Photo by Nataliya Vaitkevich on Pexels

What’s changing

It has been reported that Amazon will stop supporting Kindle and Kindle Fire models released in 2012 and earlier, with the cutoff set for May 20, 2026. The change means owners of those older devices can reportedly continue to read books already downloaded, but will no longer be able to purchase, borrow or download new content from the Kindle Store. It has also been reported that Amazon is notifying affected customers and offering transition promotions, and that libraries and accounts remain accessible via the free Kindle apps and Kindle for Web.

Which gadgets are affected

The list includes original Kindles from 2007 through several 2012 models — everything from the Kindle 1st and 2nd Gen to early Paperwhites and the first Kindle Fires. The company, it has been reported, says these devices have been supported for 14–18 years and that “technology has come a long way.” Old hardware, old protocols, and — in Amazon’s telling — limits to keeping legacy services running. Pragmatic? Maybe. Brutal? For some users, absolutely.

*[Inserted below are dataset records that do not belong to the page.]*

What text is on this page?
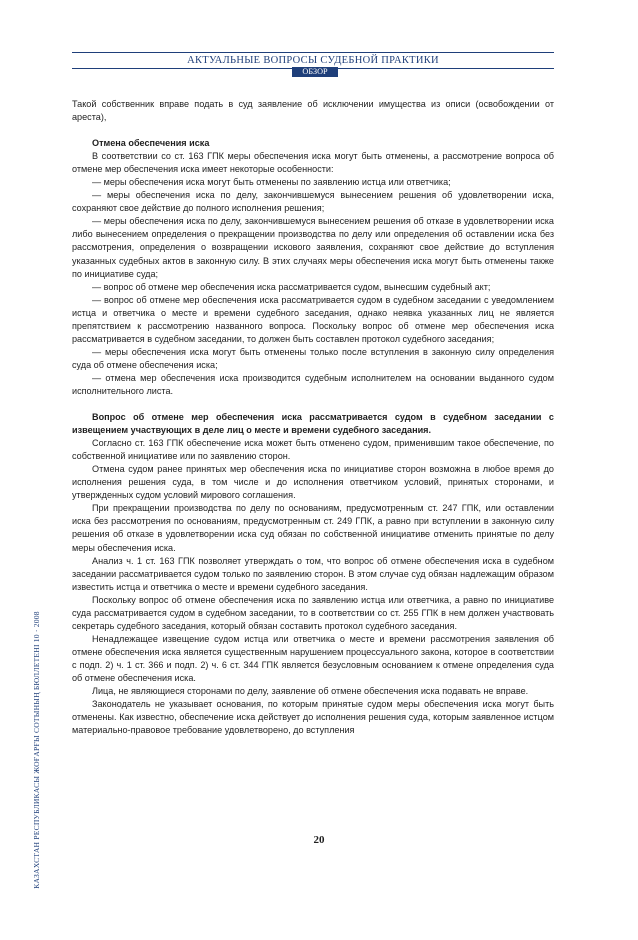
АКТУАЛЬНЫЕ ВОПРОСЫ СУДЕБНОЙ ПРАКТИКИ
ОБЗОР
КАЗАХСТАН РЕСПУБЛИКАСЫ ЖОҒАРҒЫ СОТЫНЫҢ БЮЛЛЕТЕНІ 10 · 2008

Такой собственник вправе подать в суд заявление об исключении имущества из описи (освобождении от ареста),

Отмена обеспечения иска

В соответствии со ст. 163 ГПК меры обеспечения иска могут быть отменены, а рассмотрение вопроса об отмене мер обеспечения иска имеет некоторые особенности:

— меры обеспечения иска могут быть отменены по заявлению истца или ответчика;

— меры обеспечения иска по делу, закончившемуся вынесением решения об удовлетворении иска, сохраняют свое действие до полного исполнения решения;

— меры обеспечения иска по делу, закончившемуся вынесением решения об отказе в удовлетворении иска либо вынесением определения о прекращении производства по делу или определения об оставлении иска без рассмотрения, определения о возвращении искового заявления, сохраняют свое действие до вступления указанных судебных актов в законную силу. В этих случаях меры обеспечения иска могут быть отменены также по инициативе суда;

— вопрос об отмене мер обеспечения иска рассматривается судом, вынесшим судебный акт;

— вопрос об отмене мер обеспечения иска рассматривается судом в судебном заседании с уведомлением истца и ответчика о месте и времени судебного заседания, однако неявка указанных лиц не является препятствием к рассмотрению названного вопроса. Поскольку вопрос об отмене мер обеспечения иска рассматривается в судебном заседании, то должен быть составлен протокол судебного заседания;

— меры обеспечения иска могут быть отменены только после вступления в законную силу определения суда об отмене обеспечения иска;

— отмена мер обеспечения иска производится судебным исполнителем на основании выданного судом исполнительного листа.

Вопрос об отмене мер обеспечения иска рассматривается судом в судебном заседании с извещением участвующих в деле лиц о месте и времени судебного заседания.

Согласно ст. 163 ГПК обеспечение иска может быть отменено судом, применившим такое обеспечение, по собственной инициативе или по заявлению сторон.

Отмена судом ранее принятых мер обеспечения иска по инициативе сторон возможна в любое время до исполнения решения суда, в том числе и до исполнения ответчиком условий, принятых сторонами, и утвержденных судом условий мирового соглашения.

При прекращении производства по делу по основаниям, предусмотренным ст. 247 ГПК, или оставлении иска без рассмотрения по основаниям, предусмотренным ст. 249 ГПК, а равно при вступлении в законную силу решения об отказе в удовлетворении иска суд обязан по собственной инициативе отменить принятые по делу меры обеспечения иска.

Анализ ч. 1 ст. 163 ГПК позволяет утверждать о том, что вопрос об отмене обеспечения иска в судебном заседании рассматривается судом только по заявлению сторон. В этом случае суд обязан надлежащим образом известить истца и ответчика о месте и времени судебного заседания.

Поскольку вопрос об отмене обеспечения иска по заявлению истца или ответчика, а равно по инициативе суда рассматривается судом в судебном заседании, то в соответствии со ст. 255 ГПК в нем должен участвовать секретарь судебного заседания, который обязан составить протокол судебного заседания.

Ненадлежащее извещение судом истца или ответчика о месте и времени рассмотрения заявления об отмене обеспечения иска является существенным нарушением процессуального закона, которое в соответствии с подп. 2) ч. 1 ст. 366 и подп. 2) ч. 6 ст. 344 ГПК является безусловным основанием к отмене определения суда об отмене обеспечения иска.

Лица, не являющиеся сторонами по делу, заявление об отмене обеспечения иска подавать не вправе.

Законодатель не указывает основания, по которым принятые судом меры обеспечения иска могут быть отменены. Как известно, обеспечение иска действует до исполнения решения суда, которым заявленное истцом материально-правовое требование удовлетворено, до вступления

20
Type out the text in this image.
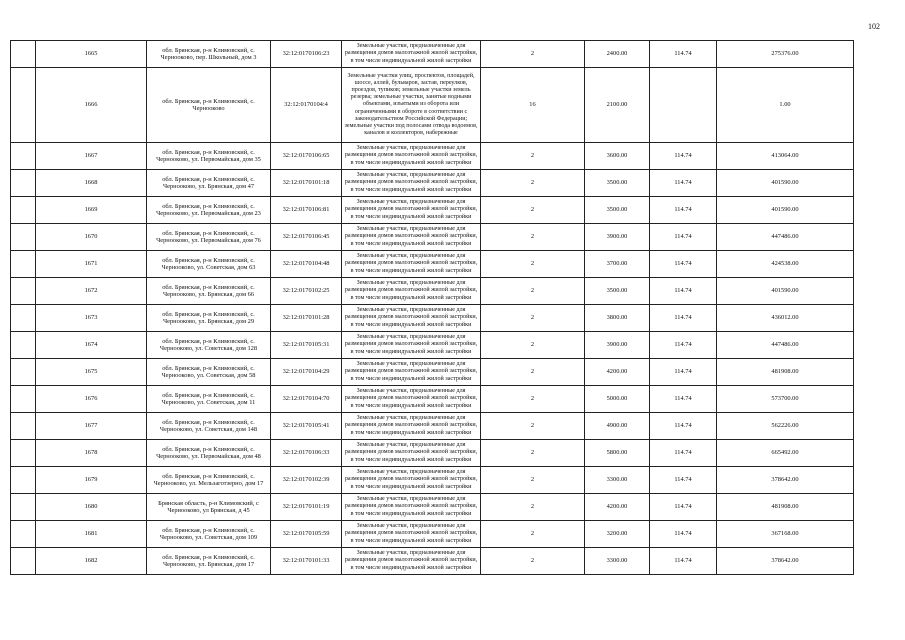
102
	1665	обл. Брянская, р-н Климовский, с. Чернооково, пер. Школьный, дом 3	32:12:0170106:23	Земельные участки, предназначенные для размещения домов малоэтажной жилой застройки, в том числе индивидуальной жилой застройки	2	2400.00	114.74	275376.00
	1666	обл. Брянская, р-н Климовский, с. Чернооково	32:12:0170104:4	Земельные участки улиц, проспектов, площадей, шоссе, аллей, бульваров, застав, переулков, проездов, тупиков; земельные участки земель резерва; земельные участки, занятые водными объектами, изъятыми из оборота или ограниченными в обороте в соответствии с законодательством Российской Федерации; земельные участки под полосами отвода водоемов, каналов и коллекторов, набережные	16	2100.00		1.00
	1667	обл. Брянская, р-н Климовский, с. Чернооково, ул. Первомайская, дом 35	32:12:0170106:65	Земельные участки, предназначенные для размещения домов малоэтажной жилой застройки, в том числе индивидуальной жилой застройки	2	3600.00	114.74	413064.00
	1668	обл. Брянская, р-н Климовский, с. Чернооково, ул. Брянская, дом 47	32:12:0170101:18	Земельные участки, предназначенные для размещения домов малоэтажной жилой застройки, в том числе индивидуальной жилой застройки	2	3500.00	114.74	401590.00
	1669	обл. Брянская, р-н Климовский, с. Чернооково, ул. Первомайская, дом 23	32:12:0170106:81	Земельные участки, предназначенные для размещения домов малоэтажной жилой застройки, в том числе индивидуальной жилой застройки	2	3500.00	114.74	401590.00
	1670	обл. Брянская, р-н Климовский, с. Чернооково, ул. Первомайская, дом 76	32:12:0170106:45	Земельные участки, предназначенные для размещения домов малоэтажной жилой застройки, в том числе индивидуальной жилой застройки	2	3900.00	114.74	447486.00
	1671	обл. Брянская, р-н Климовский, с. Чернооково, ул. Советская, дом 63	32:12:0170104:48	Земельные участки, предназначенные для размещения домов малоэтажной жилой застройки, в том числе индивидуальной жилой застройки	2	3700.00	114.74	424538.00
	1672	обл. Брянская, р-н Климовский, с. Чернооково, ул. Брянская, дом 66	32:12:0170102:25	Земельные участки, предназначенные для размещения домов малоэтажной жилой застройки, в том числе индивидуальной жилой застройки	2	3500.00	114.74	401590.00
	1673	обл. Брянская, р-н Климовский, с. Чернооково, ул. Брянская, дом 29	32:12:0170101:28	Земельные участки, предназначенные для размещения домов малоэтажной жилой застройки, в том числе индивидуальной жилой застройки	2	3800.00	114.74	436012.00
	1674	обл. Брянская, р-н Климовский, с. Чернооково, ул. Советская, дом 128	32:12:0170105:31	Земельные участки, предназначенные для размещения домов малоэтажной жилой застройки, в том числе индивидуальной жилой застройки	2	3900.00	114.74	447486.00
	1675	обл. Брянская, р-н Климовский, с. Чернооково, ул. Советская, дом 58	32:12:0170104:29	Земельные участки, предназначенные для размещения домов малоэтажной жилой застройки, в том числе индивидуальной жилой застройки	2	4200.00	114.74	481908.00
	1676	обл. Брянская, р-н Климовский, с. Чернооково, ул. Советская, дом 11	32:12:0170104:70	Земельные участки, предназначенные для размещения домов малоэтажной жилой застройки, в том числе индивидуальной жилой застройки	2	5000.00	114.74	573700.00
	1677	обл. Брянская, р-н Климовский, с. Чернооково, ул. Советская, дом 148	32:12:0170105:41	Земельные участки, предназначенные для размещения домов малоэтажной жилой застройки, в том числе индивидуальной жилой застройки	2	4900.00	114.74	562226.00
	1678	обл. Брянская, р-н Климовский, с. Чернооково, ул. Первомайская, дом 48	32:12:0170106:33	Земельные участки, предназначенные для размещения домов малоэтажной жилой застройки, в том числе индивидуальной жилой застройки	2	5800.00	114.74	665492.00
	1679	обл. Брянская, р-н Климовский, с. Чернооково, ул. Мельзаготзерно, дом 17	32:12:0170102:39	Земельные участки, предназначенные для размещения домов малоэтажной жилой застройки, в том числе индивидуальной жилой застройки	2	3300.00	114.74	378642.00
	1680	Брянская область, р-н Климовский, с Чернооково, ул Брянская, д 45	32:12:0170101:19	Земельные участки, предназначенные для размещения домов малоэтажной жилой застройки, в том числе индивидуальной жилой застройки	2	4200.00	114.74	481908.00
	1681	обл. Брянская, р-н Климовский, с. Чернооково, ул. Советская, дом 109	32:12:0170105:59	Земельные участки, предназначенные для размещения домов малоэтажной жилой застройки, в том числе индивидуальной жилой застройки	2	3200.00	114.74	367168.00
	1682	обл. Брянская, р-н Климовский, с. Чернооково, ул. Брянская, дом 17	32:12:0170101:33	Земельные участки, предназначенные для размещения домов малоэтажной жилой застройки, в том числе индивидуальной жилой застройки	2	3300.00	114.74	378642.00
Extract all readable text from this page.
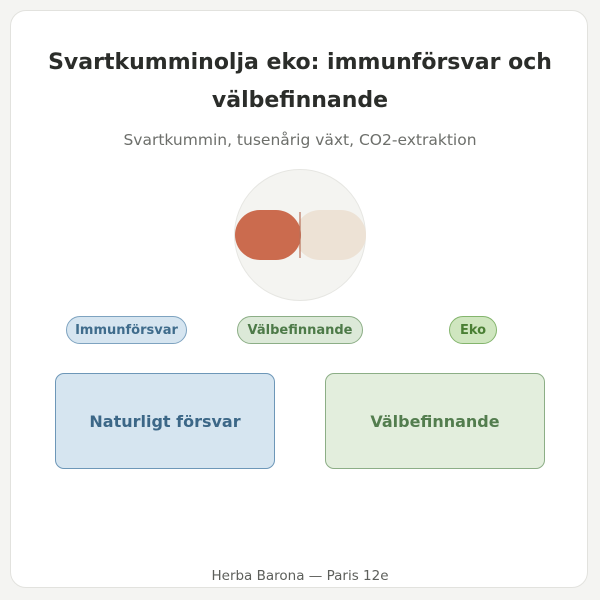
Svartkumminolja eko: immunförsvar och välbefinnande

Svartkummin, tusenårig växt, CO2-extraktion

Immunförsvar	Välbefinnande	Eko
Naturligt försvar	Välbefinnande

Herba Barona — Paris 12e
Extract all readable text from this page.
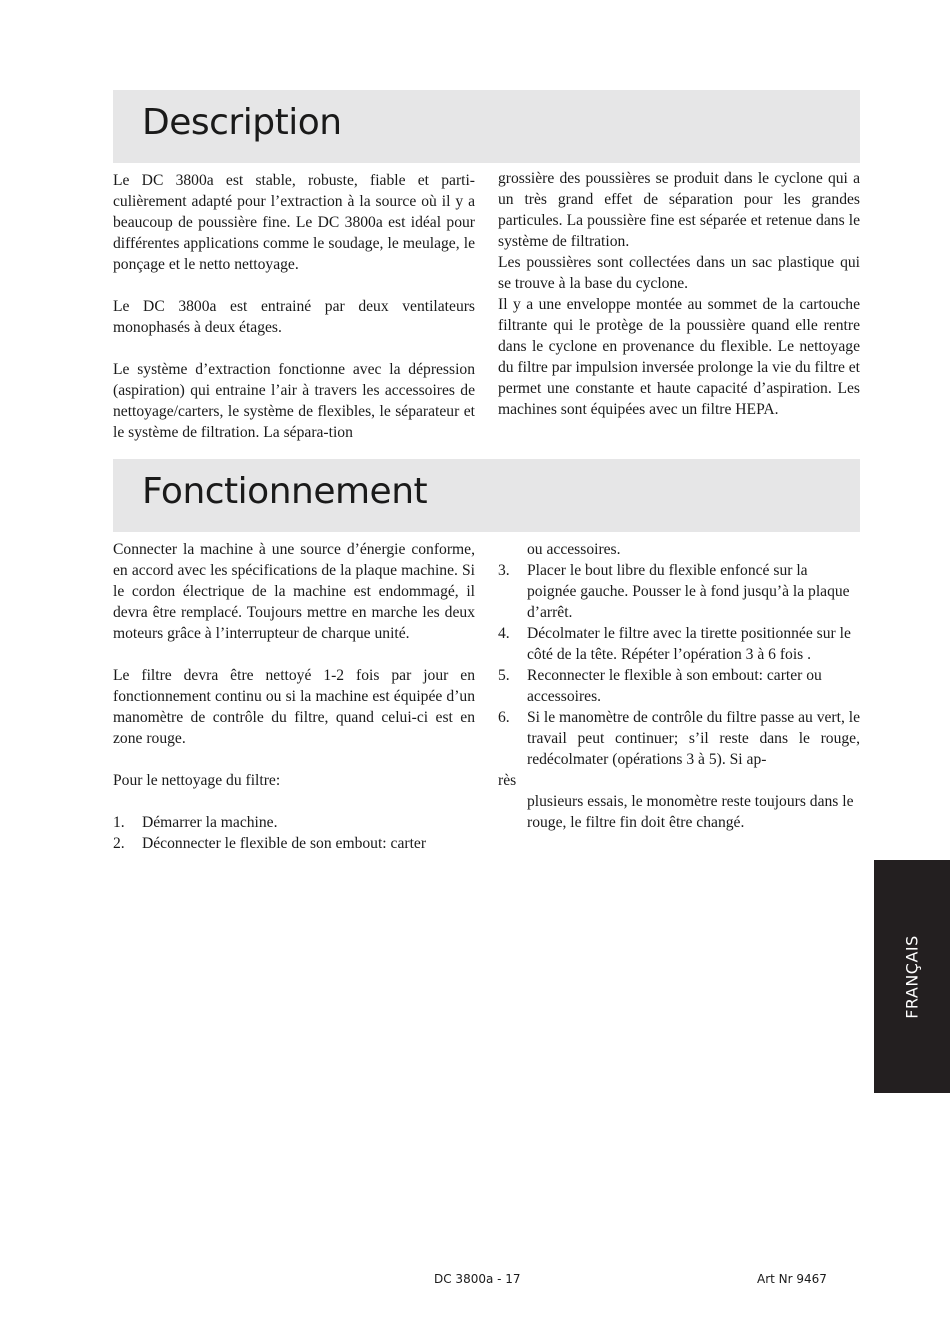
Description

Le DC 3800a est stable, robuste, fiable et parti-culièrement adapté pour l’extraction à la source où il y a beaucoup de poussière fine. Le DC 3800a est idéal pour différentes applications comme le soudage, le meulage, le ponçage et le netto nettoyage.

Le DC 3800a est entrainé par deux ventilateurs monophasés à deux étages.

Le système d’extraction fonctionne avec la dépression (aspiration) qui entraine l’air à travers les accessoires de nettoyage/carters, le système de flexibles, le séparateur et le système de filtration. La sépara-tion

grossière des poussières se produit dans le cyclone qui a un très grand effet de séparation pour les grandes particules. La poussière fine est séparée et retenue dans le système de filtration.

Les poussières sont collectées dans un sac plastique qui se trouve à la base du cyclone.

Il y a une enveloppe montée au sommet de la cartouche filtrante qui le protège de la poussière quand elle rentre dans le cyclone en provenance du flexible. Le nettoyage du filtre par impulsion inversée prolonge la vie du filtre et permet une constante et haute capacité d’aspiration. Les machines sont équipées avec un filtre HEPA.

Fonctionnement

Connecter la machine à une source d’énergie conforme, en accord avec les spécifications de la plaque machine. Si le cordon électrique de la machine est endommagé, il devra être remplacé. Toujours mettre en marche les deux moteurs grâce à l’interrupteur de charque unité.

Le filtre devra être nettoyé 1-2 fois par jour en fonctionnement continu ou si la machine est équipée d’un manomètre de contrôle du filtre, quand celui-ci est en zone rouge.

Pour le nettoyage du filtre:

1. Démarrer la machine.
2. Déconnecter le flexible de son embout: carter
ou accessoires.
3. Placer le bout libre du flexible enfoncé sur la poignée gauche. Pousser le à fond jusqu’à la plaque d’arrêt.
4. Décolmater le filtre avec la tirette positionnée sur le côté de la tête. Répéter l’opération 3 à 6 fois .
5. Reconnecter le flexible à son embout: carter ou accessoires.
6. Si le manomètre de contrôle du filtre passe au vert, le travail peut continuer; s’il reste dans le rouge, redécolmater (opérations 3 à 5). Si ap-
rès
plusieurs essais, le monomètre reste toujours dans le rouge, le filtre fin doit être changé.
FRANÇAIS
DC 3800a - 17	Art Nr 9467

Outrage and the human angle

Users erupted on X and other forums, calling the move a betrayal and airing some expletive‑laden grief. It has been reported that screenshots of messages allegedly sent by Amazon circulated online, and many owners described those devices as perfectly functional daily drivers — treasured anniversary gifts, bedside companions, the devices they learned to read on. The anger landed where it often does: on convenience, cost, and the sense of something personal being yanked away. “We hate the touch screen versions,” one longtime button‑fan wrote — and you could feel that small, specific grief cut through the wider noise.

Bigger picture

Is this just product lifecycle housekeeping or a shove toward new hardware and ad revenue? Both narratives are getting airtime. The announcement lands amid a broader retro wave — Gen Z’s fondness for analog gear and a nostalgia economy that prizes durable, simple tech — which makes the timing sting for some. Companies retire old platforms all the time. But when your e‑reader is also a keepsake, it’s not just a device being phased out. Who gets to decide when something is done? For many Kindle owners, the answer landed like a slap.